Un chiffre qui dissimule néanmoins des disparités profondes selon les territoires, comme l’illustrent les 2 cartes de cette page. La première d’entre elle (figure A) représente le niveau de tension socio-économique des différents bassins français au cours de la période 2011-2020. Cet indice de tension socio-économique permettant de représenter le dynamisme de ces territoires sur la base de la progression de la démographie et du nombre d’emplois. Deux facteurs qui doivent les inciter à revoir l’aménagement de leur territoire pour permettre d’accueillir dans les meilleures conditions ces nouvelles activités. La deuxième carte (figure B) représentant quant à elle la progression de l’artificialisation des sols dans ces territoires entre 2011 et 2020.

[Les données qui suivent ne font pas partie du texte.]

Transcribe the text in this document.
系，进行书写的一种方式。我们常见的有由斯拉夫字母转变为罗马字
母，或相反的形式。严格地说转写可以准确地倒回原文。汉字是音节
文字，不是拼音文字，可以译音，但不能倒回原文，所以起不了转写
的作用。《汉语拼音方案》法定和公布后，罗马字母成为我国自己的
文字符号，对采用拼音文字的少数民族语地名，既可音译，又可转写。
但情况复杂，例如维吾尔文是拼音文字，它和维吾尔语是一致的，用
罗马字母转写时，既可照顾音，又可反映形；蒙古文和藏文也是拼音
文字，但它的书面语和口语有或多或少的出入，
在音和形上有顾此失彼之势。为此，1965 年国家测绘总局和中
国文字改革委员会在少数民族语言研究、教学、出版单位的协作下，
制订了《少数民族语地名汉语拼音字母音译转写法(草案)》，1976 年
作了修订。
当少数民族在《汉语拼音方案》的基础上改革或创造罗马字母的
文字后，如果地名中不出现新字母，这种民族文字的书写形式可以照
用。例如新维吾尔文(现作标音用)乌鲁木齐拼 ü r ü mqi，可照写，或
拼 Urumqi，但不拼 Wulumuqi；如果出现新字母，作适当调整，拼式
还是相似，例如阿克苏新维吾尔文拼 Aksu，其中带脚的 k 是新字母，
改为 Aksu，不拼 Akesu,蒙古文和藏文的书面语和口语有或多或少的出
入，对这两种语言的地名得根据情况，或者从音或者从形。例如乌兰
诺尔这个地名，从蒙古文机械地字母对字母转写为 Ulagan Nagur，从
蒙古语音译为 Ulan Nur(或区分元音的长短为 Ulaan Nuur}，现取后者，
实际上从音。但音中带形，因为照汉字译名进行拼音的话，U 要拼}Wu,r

A noter, au regard de ces deux cartes, qu’il n’y a pas nécessairement corrélation entre l’attractivité d’un territoire et son niveau d’artificialisation. Certes, certains des territoires les plus dynamiques en termes de croissance démographie et de progression de l’emploi, à l’instar des bassins toulousain, lyonnais et du nord marseillais, de la façade atlantique, comme Nantes et le sud de Bordeaux, ou encore du Languedoc-Roussillon, ont connu une progression de l’artificialisation particulièrement importante. 38 bassins, soit 13 % du nombre total de territoires, ont ainsi concentré 24 % de l’artificialisation totale entre 2011 et 20201. Pour autant, d’autres secteurs ayant bénéficié d’une progression démographique et économique conséquente, tels les bassins de Paris ou St-Louis (Alsace), n’ont été que faiblement consommateurs en fonciers. Un phénomène s’expliquant par leur niveau d’artificialisation déjà élevé. La faible consommation passée de certains territoires pourtant attractifs, tels que la Corse, peut également s’expliquer par des configurations géographiques et juridiques spécifiques (telles que la loi Montagne et la loi Littoral).